24 Extra-tropical cyclone activity changes over the 20th Century

Tuesday, 19 July 2011
Salon B (Asheville Renaissance)
Scott Applequist, NOAA/NESDIS/NCDC, Asheville, NC; and D. R. Easterling, K. E. Kunkel, and G. P. Compo

Extratropical cyclones (ETCs) are major producers of mid and high latitude weather, particularly during the colder times of the year, and are responsible for many types of extreme weather, including intense wind, precipitation, and snow storms. A major uncertainty in climate change is how ETCs have changed both globally and regionally over the past 100+ years. Understanding the character and causes of past changes provides important insights into possible future changes.

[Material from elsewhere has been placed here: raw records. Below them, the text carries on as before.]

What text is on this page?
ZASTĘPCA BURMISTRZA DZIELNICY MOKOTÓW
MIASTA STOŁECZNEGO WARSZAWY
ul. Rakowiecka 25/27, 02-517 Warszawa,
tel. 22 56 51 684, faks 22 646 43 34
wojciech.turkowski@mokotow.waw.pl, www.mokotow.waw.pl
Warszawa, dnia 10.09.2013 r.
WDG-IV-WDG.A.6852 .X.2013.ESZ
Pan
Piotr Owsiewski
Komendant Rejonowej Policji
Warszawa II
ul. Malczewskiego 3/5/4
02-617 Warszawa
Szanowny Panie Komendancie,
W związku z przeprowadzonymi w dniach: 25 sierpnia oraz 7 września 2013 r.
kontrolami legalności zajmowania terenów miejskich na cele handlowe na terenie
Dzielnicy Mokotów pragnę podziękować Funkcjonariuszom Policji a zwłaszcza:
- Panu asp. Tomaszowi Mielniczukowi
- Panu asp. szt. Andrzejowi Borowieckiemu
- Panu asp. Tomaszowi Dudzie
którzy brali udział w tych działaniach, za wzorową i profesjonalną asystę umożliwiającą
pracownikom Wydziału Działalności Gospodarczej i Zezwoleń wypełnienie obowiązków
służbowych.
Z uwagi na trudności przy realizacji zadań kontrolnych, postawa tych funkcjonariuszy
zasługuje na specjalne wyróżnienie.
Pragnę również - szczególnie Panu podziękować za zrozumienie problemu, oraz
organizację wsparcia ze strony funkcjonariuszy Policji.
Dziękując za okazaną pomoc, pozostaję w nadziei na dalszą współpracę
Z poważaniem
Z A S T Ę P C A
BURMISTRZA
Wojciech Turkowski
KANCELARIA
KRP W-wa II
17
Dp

Here we document some significant shifts in the spatial distribution and frequency of ETCs during the late 19th, 20th, and early 21st Centuries in the Northern Hemisphere, based on the newly available 20th Century Reanalysis. Most importantly, trends in ETC activity computed over more than 100 years are in some cases opposite in sign to those computed since 1950. The ratio of the number of high latitude to mid latitude ETCs was much higher in the late 19th/early 20th Centuries. On the surface, this implies a shift in the mean track of ETCs to the south during the latter two-thirds of the 20th Century. These shifts indicate a need to rethink probable weather patterns in a climate change scenario.